On Wed, 30 Oct 1996 23:41:40 -0500 <DAVEP@acm.org> said:
>I just read Lee's analysis of the fragility of the NET trickeries
>proposed for XML (message resent as <199610310415.XAA24860@www19.w3.org>).

More on that in another posting.

>All this trickery does indeed get very fragile.  There is a proposal
>that will probably be considered at the combined ISO/ANSI meeting
>the week before SGML '96 that proposes a neat solution ...
>
>Rather than slavishly trying to jam XML into the existing SGML syntax,
>which wasn't intended to cope with the things we are here trying to
>deal with, couldn't we design things like this in consultation with
>the SGML RG and have a sensible syntax for both XML and SGML/Revised?
>Then get busy and push/help the revision to get finalized.  We'll
>get a much better XML and probably a better SGML as well.

To the extent possible, that is what the ERB is trying to do (i.e.
that is why so many of the revision group are members of the SGML
WG); there are unavoidable constraints, however, imposed by the fact
that the ERB has a draft to deliver at SGML '96, and so we need to
make decisions for XML 1.0 now, not later.

The friendly informal exchange of views and of information about
where WG8 members believe the revision is headed have been, and will
be, very useful in the preparation of the XML spec; we hope that the
XML spec will be similarly useful in the SGML revision.

Concretely, with respect to the question of recognizing elements
declared EMPTY without the DTD, there have been two main types of
delimiter-tweaking proposals.  First, the proposal discussed a few
weeks back on comp.text.sgml, involving four delimiter roles:  STAGO,
ETAGO, STAGC, and ETAGC, with empty elements being marked by using
STAGO, ETAGC.  This would allow Dave's

  <x/>..<e>..</x>

as well as Arjun Ray's

  <x{...<e>...}x>

Second, there have been various proposals which involve marking the
tag-open or tag-close delimiter of EMPTY elements specially, which
would involve a different set of delimiter roles:  the existing
STAGO, ETAGO, and TAGC, supplemented by an tag-open delimiter for
empty elements, a tag-close delimiter for empty elements, or both.
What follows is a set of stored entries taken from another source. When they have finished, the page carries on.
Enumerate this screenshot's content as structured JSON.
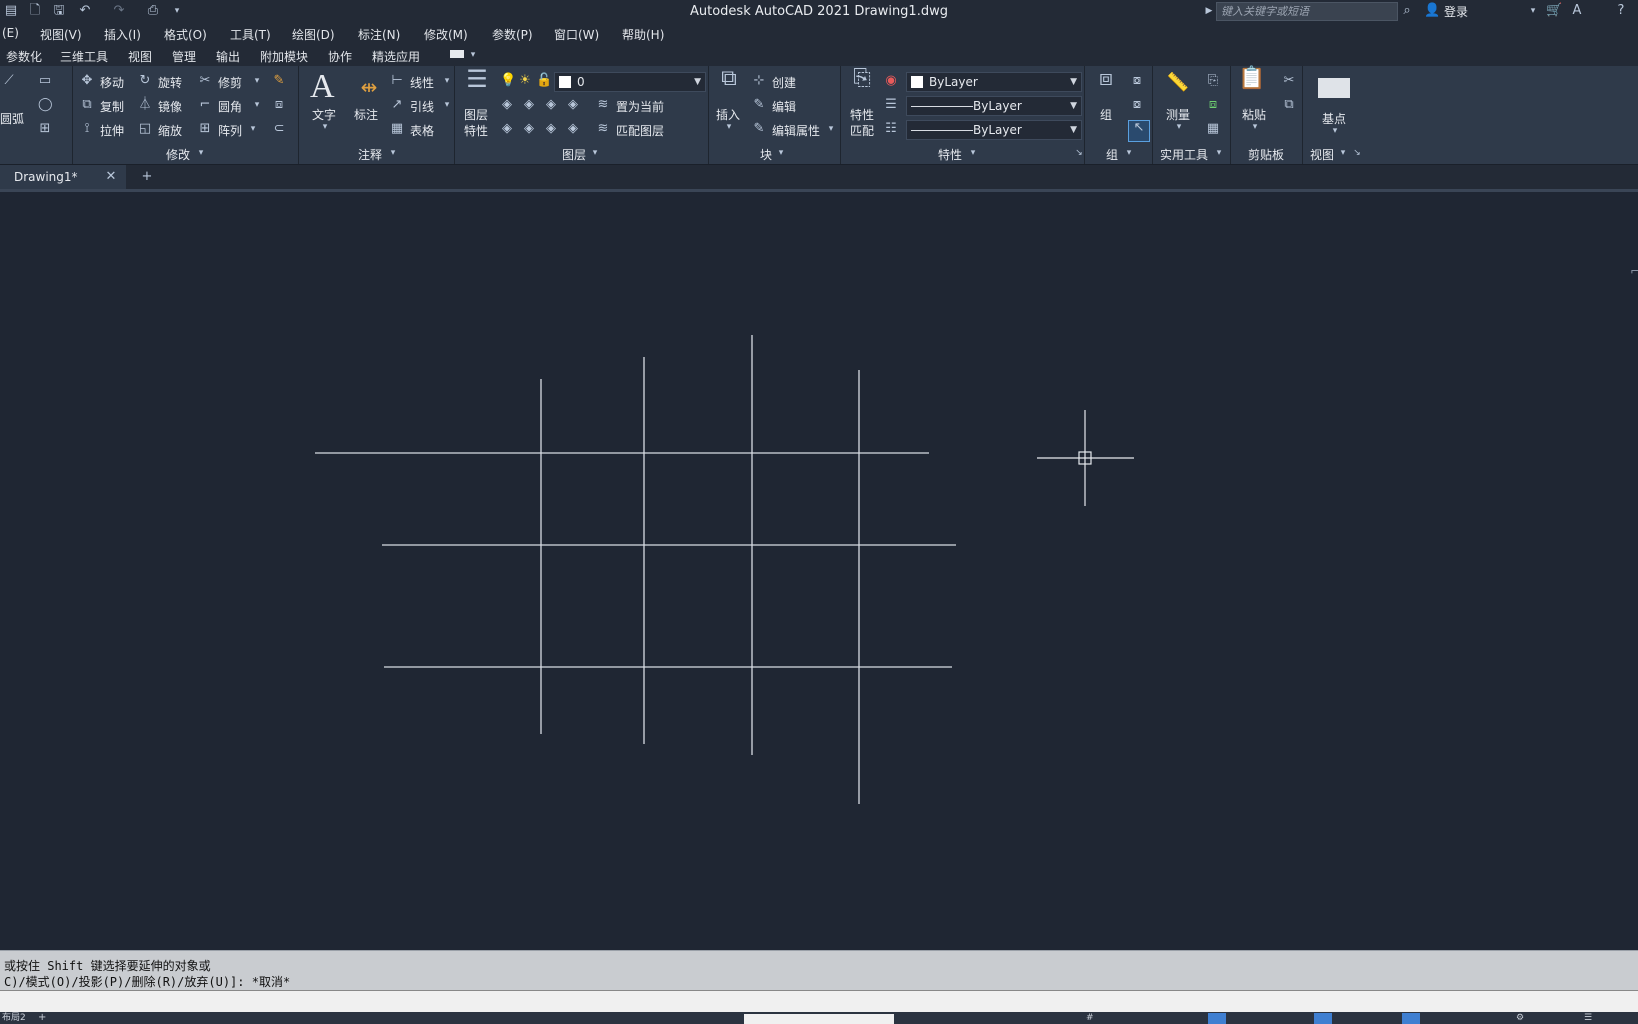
{
  "window": {
    "title": "Autodesk AutoCAD 2021    Drawing1.dwg"
  },
  "search": {
    "placeholder": "键入关键字或短语"
  },
  "account": {
    "login": "登录"
  },
  "menu": [
    "(E)",
    "视图(V)",
    "插入(I)",
    "格式(O)",
    "工具(T)",
    "绘图(D)",
    "标注(N)",
    "修改(M)",
    "参数(P)",
    "窗口(W)",
    "帮助(H)"
  ],
  "ribbon_tabs": [
    "参数化",
    "三维工具",
    "视图",
    "管理",
    "输出",
    "附加模块",
    "协作",
    "精选应用"
  ],
  "ribbon": {
    "draw": {
      "arc": "圆弧"
    },
    "modify": {
      "title": "修改",
      "move": "移动",
      "rotate": "旋转",
      "trim": "修剪",
      "copy": "复制",
      "mirror": "镜像",
      "fillet": "圆角",
      "stretch": "拉伸",
      "scale": "缩放",
      "array": "阵列"
    },
    "annotation": {
      "title": "注释",
      "text": "文字",
      "dimension": "标注",
      "linear": "线性",
      "leader": "引线",
      "table": "表格"
    },
    "layers": {
      "title": "图层",
      "properties_1": "图层",
      "properties_2": "特性",
      "layer_value": "0",
      "set_current": "置为当前",
      "match_layer": "匹配图层"
    },
    "block": {
      "title": "块",
      "insert": "插入",
      "create": "创建",
      "edit": "编辑",
      "edit_attr": "编辑属性"
    },
    "properties": {
      "title": "特性",
      "match_1": "特性",
      "match_2": "匹配",
      "color": "ByLayer",
      "linetype": "ByLayer",
      "lineweight": "ByLayer"
    },
    "groups": {
      "title": "组",
      "group": "组"
    },
    "utilities": {
      "title": "实用工具",
      "measure": "测量"
    },
    "clipboard": {
      "title": "剪贴板",
      "paste": "粘贴"
    },
    "view": {
      "title": "视图",
      "base": "基点"
    }
  },
  "doc_tabs": [
    {
      "label": "Drawing1*"
    }
  ],
  "command": {
    "line1": "或按住 Shift 键选择要延伸的对象或",
    "line2": "C)/模式(O)/投影(P)/删除(R)/放弃(U)]: *取消*"
  },
  "status": {
    "model_tab": "布局2"
  },
  "colors": {
    "canvas": "#1f2633",
    "ribbon": "#2f3a4a",
    "line": "#d8dce3"
  }
}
Both the <e/> form adopted by the ERB yesterday, and the <@e> form
suggested by Lee Quin, are compatible with the second, but not with
the first, solution.

The easiest way for the SGML revision to ensure compatibility with
all the various proposals is for the revision to define six tag
delimiter roles, for the open and close delimiters of the three
different types of tags.  If we call these start-tags, end-tags,
and point-tags, we can name the roles

     STAGO  ETAGO  PTAGO
     STAGC  ETAGC  PTAGC

Then ISO 8879-86 has
     STAGO = PTAGO = '<'
     ETAGO = '</'
     STAGC = ETAGC = PTAGC = '>'

Dave Peterson's illustration has:
     STAGO = PTAGO = '<'
     ETAGO = '</'
     STAGC = '/>'
     ETAGC = PTAGC = '>'

While Arjun Ray and Charles Goldfarb's illustration is the same
except for using '{' '}' for '/>' '</'.

Lee Quin's proposal has:
     STAGO = '<'
     PTAGO = '<@'
     ETAGO = '</'
     STAGC = ETAGC = PTAGC = '>'

And XML, as currently defined, has
     STAGO = PTAGO = '<'
     ETAGO = '</'
     STAGC = ETAGC = '>'
     PTAGC = '/>'

Conclusion:  three delimiters is not enough; each modification so
far proposed requires only four but not the same four; six delimiter
roles suffice to express each modification so far proposed.
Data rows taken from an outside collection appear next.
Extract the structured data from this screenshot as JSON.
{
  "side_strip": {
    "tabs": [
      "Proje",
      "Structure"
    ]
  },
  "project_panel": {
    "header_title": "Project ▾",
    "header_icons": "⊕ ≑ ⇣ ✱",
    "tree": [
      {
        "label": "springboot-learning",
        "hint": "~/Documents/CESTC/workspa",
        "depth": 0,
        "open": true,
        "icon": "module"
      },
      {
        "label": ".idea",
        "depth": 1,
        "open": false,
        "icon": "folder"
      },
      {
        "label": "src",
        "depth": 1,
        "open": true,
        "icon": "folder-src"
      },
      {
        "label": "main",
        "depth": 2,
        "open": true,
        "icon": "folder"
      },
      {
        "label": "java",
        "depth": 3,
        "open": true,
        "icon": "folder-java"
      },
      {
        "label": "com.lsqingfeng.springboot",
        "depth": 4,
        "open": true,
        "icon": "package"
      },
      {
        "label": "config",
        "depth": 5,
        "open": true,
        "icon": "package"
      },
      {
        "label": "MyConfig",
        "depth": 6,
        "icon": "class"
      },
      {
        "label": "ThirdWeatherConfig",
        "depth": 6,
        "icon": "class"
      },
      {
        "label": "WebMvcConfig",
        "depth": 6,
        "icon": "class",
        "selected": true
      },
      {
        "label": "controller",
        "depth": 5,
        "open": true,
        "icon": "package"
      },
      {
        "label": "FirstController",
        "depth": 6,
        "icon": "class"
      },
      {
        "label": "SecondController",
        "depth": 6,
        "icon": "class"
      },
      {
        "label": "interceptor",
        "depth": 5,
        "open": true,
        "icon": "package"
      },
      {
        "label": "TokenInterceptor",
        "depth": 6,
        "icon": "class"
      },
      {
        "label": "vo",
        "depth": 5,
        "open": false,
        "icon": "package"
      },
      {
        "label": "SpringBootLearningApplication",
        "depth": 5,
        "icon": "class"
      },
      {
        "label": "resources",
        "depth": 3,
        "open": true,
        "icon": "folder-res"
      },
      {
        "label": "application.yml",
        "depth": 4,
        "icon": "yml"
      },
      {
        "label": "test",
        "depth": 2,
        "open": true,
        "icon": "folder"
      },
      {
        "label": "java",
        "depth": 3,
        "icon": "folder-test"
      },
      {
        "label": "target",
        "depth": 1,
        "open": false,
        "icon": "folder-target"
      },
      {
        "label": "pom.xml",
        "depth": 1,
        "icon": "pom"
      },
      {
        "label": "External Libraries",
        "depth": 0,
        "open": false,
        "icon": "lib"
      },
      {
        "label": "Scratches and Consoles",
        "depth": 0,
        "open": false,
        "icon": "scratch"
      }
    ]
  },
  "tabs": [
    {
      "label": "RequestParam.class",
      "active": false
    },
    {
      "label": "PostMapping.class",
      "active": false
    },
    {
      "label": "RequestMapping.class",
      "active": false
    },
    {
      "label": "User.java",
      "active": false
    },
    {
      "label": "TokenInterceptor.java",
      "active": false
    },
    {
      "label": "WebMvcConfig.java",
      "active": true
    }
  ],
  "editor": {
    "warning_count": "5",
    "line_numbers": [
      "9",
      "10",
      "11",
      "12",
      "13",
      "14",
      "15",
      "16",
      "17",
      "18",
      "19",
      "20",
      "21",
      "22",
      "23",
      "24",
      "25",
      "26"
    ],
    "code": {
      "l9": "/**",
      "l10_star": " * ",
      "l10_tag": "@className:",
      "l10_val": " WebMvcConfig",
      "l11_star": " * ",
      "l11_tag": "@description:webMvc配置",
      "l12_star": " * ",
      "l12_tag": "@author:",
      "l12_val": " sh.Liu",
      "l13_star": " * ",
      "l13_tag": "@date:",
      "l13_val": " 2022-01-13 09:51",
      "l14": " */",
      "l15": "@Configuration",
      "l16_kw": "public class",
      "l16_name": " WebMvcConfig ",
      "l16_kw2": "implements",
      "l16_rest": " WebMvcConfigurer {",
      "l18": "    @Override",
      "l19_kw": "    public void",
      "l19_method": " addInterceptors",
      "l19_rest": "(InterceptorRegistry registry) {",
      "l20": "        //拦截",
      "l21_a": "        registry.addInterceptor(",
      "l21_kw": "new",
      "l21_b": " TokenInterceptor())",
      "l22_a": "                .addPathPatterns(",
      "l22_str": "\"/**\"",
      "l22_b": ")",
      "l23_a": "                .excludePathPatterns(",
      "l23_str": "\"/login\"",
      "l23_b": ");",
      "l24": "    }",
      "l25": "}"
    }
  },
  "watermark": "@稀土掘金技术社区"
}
With regard to the specific proposal Dave Peterson mentions:  while
much taken with the symmetry of the example given, the ERB is
concerned about the implications of requiring every start-tag in
existing SGML documents to be modified.  (It's bad enough requiring
all the EMPTY-element tags to be modified!)  So while we are happy
to contemplate the prospect of the SGML revision distinguishing six
delimiter roles instead of the current three, the ERB is more likely
to content itself with a proposal which is consistent both with a
six-delimiter version of SGML and with the existing SGML '86.

-C. M. Sperberg-McQueen

Received on Thursday, 31 October 1996 16:31:28 UTC